Первый ярус был отведен под технические нужды – генераторная, крошечная мастерская да санитарный блок размером со шкаф.
Не очень много места для человека, привыкшего к просторам бальных залов и палубам космических крейсеров. Мне этого хватало с избытком.
Маяк стоял на косе – это была узкая каменистая насыпь, изгибавшаяся полумесяцем, длины в ней было ровно сто семь метров. Сто семь метров пустой земли, где ничего не росло, лишь гнили наносимые морем водоросли. Коса едва поднималась над водой, при волнении в четыре балла волны перекатывались над ней, поднимая пенные гребни. Я иногда приходил сюда, чаще по утрам, когда над морем еще трепетал осторожный и прохладный утренний бриз. Здесь было приятно посидеть, опустив ноги в мутную лазурь воды. Изредка на косу садились птицы – здешние чайки с пушистым белым воротником и внимательными черными крапинками глаз. Но и они не задерживались здесь.

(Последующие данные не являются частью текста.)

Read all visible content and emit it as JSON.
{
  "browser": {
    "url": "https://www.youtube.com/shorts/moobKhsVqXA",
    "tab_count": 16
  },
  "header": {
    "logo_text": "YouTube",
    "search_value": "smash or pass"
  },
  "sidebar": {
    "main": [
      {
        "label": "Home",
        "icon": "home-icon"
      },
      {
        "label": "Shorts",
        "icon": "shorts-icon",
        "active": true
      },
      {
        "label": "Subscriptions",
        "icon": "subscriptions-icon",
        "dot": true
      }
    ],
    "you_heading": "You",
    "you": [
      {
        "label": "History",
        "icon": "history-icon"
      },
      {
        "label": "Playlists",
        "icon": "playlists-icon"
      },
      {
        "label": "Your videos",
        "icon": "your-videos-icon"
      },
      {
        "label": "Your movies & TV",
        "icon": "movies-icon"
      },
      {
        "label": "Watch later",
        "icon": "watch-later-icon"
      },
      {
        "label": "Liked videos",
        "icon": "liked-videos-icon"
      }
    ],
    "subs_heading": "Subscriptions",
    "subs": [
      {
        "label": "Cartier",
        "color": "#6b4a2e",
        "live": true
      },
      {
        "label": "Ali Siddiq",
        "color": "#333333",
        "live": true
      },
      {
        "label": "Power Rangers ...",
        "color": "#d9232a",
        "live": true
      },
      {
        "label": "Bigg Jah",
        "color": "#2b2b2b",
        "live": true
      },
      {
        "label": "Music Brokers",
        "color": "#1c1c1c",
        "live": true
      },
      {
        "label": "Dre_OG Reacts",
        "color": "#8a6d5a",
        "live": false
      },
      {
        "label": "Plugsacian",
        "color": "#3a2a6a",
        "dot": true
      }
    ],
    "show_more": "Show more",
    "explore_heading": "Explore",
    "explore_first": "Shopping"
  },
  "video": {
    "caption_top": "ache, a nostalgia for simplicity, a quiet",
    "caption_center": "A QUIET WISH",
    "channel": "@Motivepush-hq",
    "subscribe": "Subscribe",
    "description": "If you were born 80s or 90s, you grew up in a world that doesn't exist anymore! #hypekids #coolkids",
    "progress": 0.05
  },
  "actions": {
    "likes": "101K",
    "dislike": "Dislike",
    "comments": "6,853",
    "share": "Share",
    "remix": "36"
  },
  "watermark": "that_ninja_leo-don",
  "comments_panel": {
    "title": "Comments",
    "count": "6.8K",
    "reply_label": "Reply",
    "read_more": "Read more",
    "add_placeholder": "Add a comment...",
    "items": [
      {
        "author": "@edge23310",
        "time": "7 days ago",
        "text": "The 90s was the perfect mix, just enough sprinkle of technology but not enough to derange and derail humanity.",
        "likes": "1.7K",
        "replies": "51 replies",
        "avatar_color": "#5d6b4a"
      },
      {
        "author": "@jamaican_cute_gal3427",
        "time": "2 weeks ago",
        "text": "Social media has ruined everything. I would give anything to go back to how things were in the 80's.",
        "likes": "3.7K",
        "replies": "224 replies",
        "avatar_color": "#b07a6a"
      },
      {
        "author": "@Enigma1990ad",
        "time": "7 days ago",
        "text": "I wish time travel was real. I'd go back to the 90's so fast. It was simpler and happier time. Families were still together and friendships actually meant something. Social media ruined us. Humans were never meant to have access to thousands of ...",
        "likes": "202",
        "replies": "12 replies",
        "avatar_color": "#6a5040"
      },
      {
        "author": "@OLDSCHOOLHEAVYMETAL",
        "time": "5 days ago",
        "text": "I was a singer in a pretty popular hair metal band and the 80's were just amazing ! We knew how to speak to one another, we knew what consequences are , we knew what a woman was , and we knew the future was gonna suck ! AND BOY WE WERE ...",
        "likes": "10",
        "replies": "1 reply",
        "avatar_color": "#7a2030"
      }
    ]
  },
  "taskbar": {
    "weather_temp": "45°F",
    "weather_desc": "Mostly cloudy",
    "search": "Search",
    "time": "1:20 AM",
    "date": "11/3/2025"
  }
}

Я был хозяином целой планеты. Я мог взять катер, погрузить на него запас еды на неделю и уйти в долгий рейс к экватору. Аппаратура маяка работала в автоматическом режиме, вмешательство человека ей не требовалось. Я был самым бесполезным устройством на этой планете.
У меня ушло четыре года. И целая планета.
Как и полковник, я оторвался от мира, заперся в облюбованной раковине. Самое полезное и самое глупое, что можно сделать в такой ситуации. Пару раз в год приходили новости из дома. Я их просматривал мельком и неохотно. Меня помнили. Приходили письма от разных людей. В письмах были разные слова, написанные разным почерком, но все они говорили одно. Один раз, напившись, я собрал все и сжег на косе. Багровый отблеск огня отражался на спокойной глади воды. После этого я попросил чтобы личную корреспонденцию ко мне не спускали. С каждым годом писем приходило все меньше.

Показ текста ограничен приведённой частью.